Reprinted with permission from Alternet
During Justice Anthony Kennedy's 31 years on the U.S. Supreme Court, liberals and progressives had a love/hate relationship with the Reagan appointee — praising him for his rulings on gay rights and abortion rights while slamming his economic rulings as beneficial to unchecked corporate power. And those who viewed Kennedy as being too quick to side with big business are likely to have similar views on his son, Justin Kennedy, who according to the New York Times, has been very close to Trumpworld and helped Donald Trump secure almost $700 million in loans for a real estate project in Chicago.
In an article published this week, Times journalists David Enrich, Russ Buettner, Mike McIntire and Susanne Craig report that the financial crash of September 2008 "was in full swing" when Trump visited Chicago "to mark the near-completion of his 92-floor skyscraper." But the project did not go smoothly.
"How Mr. Trump found trouble in Chicago and maneuvered his way out of it is a case study in doing business the Trump way," the Times reporters explain. "When the project encountered problems, he tried to walk away from his huge debts. For most individuals or businesses, that would have been a recipe for ruin. But tax-return data, other records and interviews show that rather than warring with a notoriously litigious and headline-seeking client, lenders cut Mr. Trump slack — exactly what he seemed to have been counting on."
According to the Times, Trump went to Deutsche Bank to borrow "the bulk of the money" he would need for the skyscraper project — and he "assured Deutsche Bank officials, including Justin Kennedy, the son of the now-retired Supreme Court justice Anthony Kennedy, that the Chicago development was a guaranteed moneymaker.
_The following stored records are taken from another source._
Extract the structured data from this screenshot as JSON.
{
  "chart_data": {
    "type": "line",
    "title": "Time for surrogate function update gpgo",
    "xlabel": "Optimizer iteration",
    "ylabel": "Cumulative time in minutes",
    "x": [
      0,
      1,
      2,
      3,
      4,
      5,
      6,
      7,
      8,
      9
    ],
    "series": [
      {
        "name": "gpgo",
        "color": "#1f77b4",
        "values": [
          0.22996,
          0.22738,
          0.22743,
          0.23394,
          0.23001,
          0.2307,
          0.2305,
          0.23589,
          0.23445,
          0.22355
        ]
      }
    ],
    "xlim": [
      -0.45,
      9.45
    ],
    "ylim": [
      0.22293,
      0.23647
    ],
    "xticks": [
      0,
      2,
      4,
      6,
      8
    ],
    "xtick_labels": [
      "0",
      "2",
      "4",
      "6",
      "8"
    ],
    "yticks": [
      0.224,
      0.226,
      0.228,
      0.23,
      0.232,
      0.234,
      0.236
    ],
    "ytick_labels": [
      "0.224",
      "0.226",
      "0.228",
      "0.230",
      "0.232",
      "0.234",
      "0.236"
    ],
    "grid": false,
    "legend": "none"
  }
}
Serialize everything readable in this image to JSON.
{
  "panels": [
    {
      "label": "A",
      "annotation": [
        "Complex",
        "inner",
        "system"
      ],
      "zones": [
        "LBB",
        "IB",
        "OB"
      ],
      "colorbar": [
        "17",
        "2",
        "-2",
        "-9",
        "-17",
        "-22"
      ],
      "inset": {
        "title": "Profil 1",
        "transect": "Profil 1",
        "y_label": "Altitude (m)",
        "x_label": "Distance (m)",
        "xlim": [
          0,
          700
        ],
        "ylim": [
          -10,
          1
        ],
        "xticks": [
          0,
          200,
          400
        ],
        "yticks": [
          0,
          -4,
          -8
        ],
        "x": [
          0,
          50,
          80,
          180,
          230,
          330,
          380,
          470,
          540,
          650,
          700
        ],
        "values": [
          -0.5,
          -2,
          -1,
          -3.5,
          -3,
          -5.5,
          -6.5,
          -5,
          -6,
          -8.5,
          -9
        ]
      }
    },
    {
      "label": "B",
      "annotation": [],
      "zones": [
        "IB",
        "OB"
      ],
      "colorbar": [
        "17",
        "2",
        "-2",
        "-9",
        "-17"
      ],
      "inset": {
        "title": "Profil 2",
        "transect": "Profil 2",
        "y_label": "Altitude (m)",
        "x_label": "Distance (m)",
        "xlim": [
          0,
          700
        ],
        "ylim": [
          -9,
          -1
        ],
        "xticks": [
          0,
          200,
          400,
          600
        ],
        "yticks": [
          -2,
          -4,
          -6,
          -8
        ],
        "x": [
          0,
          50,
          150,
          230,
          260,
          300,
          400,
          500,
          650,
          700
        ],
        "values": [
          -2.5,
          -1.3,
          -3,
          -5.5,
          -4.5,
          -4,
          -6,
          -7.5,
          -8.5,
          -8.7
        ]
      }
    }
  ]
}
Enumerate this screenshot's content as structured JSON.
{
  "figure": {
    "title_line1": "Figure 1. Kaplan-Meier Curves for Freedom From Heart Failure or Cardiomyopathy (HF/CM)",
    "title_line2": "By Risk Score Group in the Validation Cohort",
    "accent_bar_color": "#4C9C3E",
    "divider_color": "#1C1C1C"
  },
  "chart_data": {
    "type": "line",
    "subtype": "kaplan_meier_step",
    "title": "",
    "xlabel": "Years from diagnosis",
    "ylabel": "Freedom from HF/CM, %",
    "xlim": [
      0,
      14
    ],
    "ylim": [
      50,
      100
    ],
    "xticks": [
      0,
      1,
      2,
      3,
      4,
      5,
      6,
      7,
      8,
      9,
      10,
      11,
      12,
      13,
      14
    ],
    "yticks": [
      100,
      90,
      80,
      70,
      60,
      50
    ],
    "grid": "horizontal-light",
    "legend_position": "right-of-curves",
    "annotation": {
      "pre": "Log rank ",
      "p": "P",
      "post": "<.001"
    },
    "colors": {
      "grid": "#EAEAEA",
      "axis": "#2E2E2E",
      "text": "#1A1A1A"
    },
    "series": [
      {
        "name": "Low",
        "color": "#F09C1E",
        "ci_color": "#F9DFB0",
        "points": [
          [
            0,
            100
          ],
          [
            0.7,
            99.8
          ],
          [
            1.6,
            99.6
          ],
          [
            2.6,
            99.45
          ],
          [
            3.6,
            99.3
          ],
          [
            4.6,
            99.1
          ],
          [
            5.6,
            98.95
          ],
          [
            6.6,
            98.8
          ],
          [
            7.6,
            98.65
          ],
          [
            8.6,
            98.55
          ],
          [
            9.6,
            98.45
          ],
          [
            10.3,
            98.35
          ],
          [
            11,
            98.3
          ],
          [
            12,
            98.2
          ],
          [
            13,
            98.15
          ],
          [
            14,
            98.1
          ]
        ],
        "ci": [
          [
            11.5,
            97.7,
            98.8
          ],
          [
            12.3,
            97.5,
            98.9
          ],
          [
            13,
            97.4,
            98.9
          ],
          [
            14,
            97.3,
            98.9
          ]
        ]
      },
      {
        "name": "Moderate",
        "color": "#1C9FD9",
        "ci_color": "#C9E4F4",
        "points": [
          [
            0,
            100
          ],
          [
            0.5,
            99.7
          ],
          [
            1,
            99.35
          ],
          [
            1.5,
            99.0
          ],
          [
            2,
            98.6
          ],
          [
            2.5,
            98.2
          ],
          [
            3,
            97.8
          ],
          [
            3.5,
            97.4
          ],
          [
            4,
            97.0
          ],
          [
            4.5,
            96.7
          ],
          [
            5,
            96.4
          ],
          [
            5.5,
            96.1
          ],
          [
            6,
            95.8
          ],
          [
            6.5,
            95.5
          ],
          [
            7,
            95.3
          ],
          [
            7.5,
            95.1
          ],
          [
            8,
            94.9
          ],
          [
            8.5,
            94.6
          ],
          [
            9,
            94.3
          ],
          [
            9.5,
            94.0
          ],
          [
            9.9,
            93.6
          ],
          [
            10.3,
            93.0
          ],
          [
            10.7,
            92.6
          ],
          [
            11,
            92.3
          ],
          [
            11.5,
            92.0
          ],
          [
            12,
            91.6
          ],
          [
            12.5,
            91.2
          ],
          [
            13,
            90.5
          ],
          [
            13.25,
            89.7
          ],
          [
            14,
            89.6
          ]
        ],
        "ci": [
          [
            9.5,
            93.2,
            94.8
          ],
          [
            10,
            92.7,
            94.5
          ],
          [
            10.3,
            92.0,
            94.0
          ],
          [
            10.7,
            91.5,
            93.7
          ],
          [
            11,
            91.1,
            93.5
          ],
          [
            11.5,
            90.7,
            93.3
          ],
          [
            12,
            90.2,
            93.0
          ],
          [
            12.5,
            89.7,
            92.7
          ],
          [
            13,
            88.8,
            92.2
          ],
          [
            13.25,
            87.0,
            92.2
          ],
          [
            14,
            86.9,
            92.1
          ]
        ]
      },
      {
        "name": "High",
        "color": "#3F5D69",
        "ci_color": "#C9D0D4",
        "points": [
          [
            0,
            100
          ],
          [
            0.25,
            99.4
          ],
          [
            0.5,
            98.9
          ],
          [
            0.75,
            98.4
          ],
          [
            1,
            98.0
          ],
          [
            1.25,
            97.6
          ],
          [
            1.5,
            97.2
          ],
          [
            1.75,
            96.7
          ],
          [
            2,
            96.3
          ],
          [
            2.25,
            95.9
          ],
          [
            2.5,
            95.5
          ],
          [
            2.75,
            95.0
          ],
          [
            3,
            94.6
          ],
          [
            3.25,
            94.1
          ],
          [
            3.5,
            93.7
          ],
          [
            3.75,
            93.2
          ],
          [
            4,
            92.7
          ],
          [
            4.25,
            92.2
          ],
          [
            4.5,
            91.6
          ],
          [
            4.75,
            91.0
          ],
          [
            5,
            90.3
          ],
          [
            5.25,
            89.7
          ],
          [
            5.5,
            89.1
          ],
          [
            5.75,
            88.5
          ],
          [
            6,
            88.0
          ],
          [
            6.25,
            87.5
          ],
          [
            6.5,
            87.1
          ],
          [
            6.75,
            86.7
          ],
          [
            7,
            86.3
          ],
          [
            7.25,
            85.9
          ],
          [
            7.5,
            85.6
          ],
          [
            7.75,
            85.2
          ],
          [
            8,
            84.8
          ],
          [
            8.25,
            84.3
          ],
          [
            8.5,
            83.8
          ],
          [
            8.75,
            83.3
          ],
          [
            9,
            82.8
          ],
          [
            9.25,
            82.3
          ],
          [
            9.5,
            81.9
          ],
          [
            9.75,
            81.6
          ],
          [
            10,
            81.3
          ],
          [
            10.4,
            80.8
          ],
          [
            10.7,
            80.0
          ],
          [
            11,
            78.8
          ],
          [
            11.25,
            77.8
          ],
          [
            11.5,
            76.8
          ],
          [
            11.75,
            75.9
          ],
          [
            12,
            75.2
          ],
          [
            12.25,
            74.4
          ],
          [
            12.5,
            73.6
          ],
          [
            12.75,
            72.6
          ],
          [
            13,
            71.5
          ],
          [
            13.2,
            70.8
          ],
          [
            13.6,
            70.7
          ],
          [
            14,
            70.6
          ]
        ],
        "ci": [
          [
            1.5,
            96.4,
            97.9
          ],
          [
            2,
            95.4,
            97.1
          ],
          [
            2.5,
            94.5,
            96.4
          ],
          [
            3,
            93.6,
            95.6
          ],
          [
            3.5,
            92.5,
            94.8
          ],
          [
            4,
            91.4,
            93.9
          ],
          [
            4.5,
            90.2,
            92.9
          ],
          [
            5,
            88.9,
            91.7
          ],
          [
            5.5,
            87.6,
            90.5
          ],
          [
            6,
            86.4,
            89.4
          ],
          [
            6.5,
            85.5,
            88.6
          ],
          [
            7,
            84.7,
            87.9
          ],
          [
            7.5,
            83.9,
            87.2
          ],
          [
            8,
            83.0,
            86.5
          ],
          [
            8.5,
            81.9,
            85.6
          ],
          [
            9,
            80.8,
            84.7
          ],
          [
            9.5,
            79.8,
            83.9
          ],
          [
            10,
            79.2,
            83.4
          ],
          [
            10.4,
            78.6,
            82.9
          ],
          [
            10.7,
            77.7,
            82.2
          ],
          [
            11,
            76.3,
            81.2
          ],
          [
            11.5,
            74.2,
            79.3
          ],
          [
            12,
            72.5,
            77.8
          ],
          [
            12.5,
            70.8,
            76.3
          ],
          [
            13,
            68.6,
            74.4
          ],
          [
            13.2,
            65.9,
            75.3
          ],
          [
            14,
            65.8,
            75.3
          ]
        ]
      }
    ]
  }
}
In a sign of the Trump family's commitment to the project, Mr. Trump told his bankers that his daughter Ivanka would be in charge."
In an article published in Law & Crime following the Times' article, reporter Jerry Lambe examines the relationship between Justin Kennedy and Trumpworld. Lambe points out that Justin Kennedy was close to Ivanka Trump and her husband, Jared Kushner — both of whom are now White House senior advisers in Trump's administration — and "was willing to overlook Trump's shoddy history as a debtor."
Lambe notes, "Justin Kennedy's role in helping to breathe life into Trump's business empire before he was president has continued to breed rumors and conspiracies about the alleged 'White House charm offensive' carried out by the Trump family to help convince Justice Kennedy to retire and make way for Justice Brett Kavanaugh's appointment to the bench."
David Enrich, finance editor for the New York Times, discussed the relationship between Trumpworld and the Kennedy family in his book Dark Towers: Deutsche Bank, Donald Trump and an Epic Trail of Destruction. Enrich wrote that Justin Kennedy was "drawn to Trump's risk-taking and glamour" and said, "Trump's flattery was part of a coordinated White House charm offensive designed to persuade the ageing justice — for years, the Court's pivotal swing vote — that it was safe to retire, even with an unpredictable man in the Oval Office."
Lambe explains, "Justin Kennedy was apparently not the only member of the Kennedy family with the White House's ear. Washington Post deputy editorial page editor and columnist Ruth Marcus wrote, in her 2019 book Supreme Ambition: Brett Kavanaugh and the Conservative Takeover, about a suspicious scene in which Kennedy's other son, Gregory Kennedy, allegedly met with White House Counselor Kellyanne Conway during a dinner just days after the president's inauguration. No one was happier about the outcome of the election than his father, Gregory Kennedy said, according to the book."
Anthony Kennedy, now 84, was most definitely a swing vote during his 31 years on the Supreme Court. Before his retirement in 2018, the fiscally conservative but socially liberal justice was the closest thing the High Court had to a libertarian — and he ruled with the late Justice Ruth Bader Ginsburg on abortion and gay rights decisions but often ruled with Justice Clarence Thomas and Justice Antonin Scalia on economic matters. Far-right culture warriors hated Kennedy for his rulings in Lawrence v. Texas (which struck down a Texas sodomy law as unconstitutional) and Obergefell v. Hodges (which legalized same-sex marriage nationwide), while liberals and progressives generally liked him on social issues but were furious over his ruling in the Citizens United case. And when Trump nominated Justice Brett Kavanaugh in 2018, he obviously wanted to replace Justice Kennedy with a social conservative who would appeal to the president's far-right white evangelical allies such as Jerry Falwell, Jr., Franklin Graham and Pat Robertson.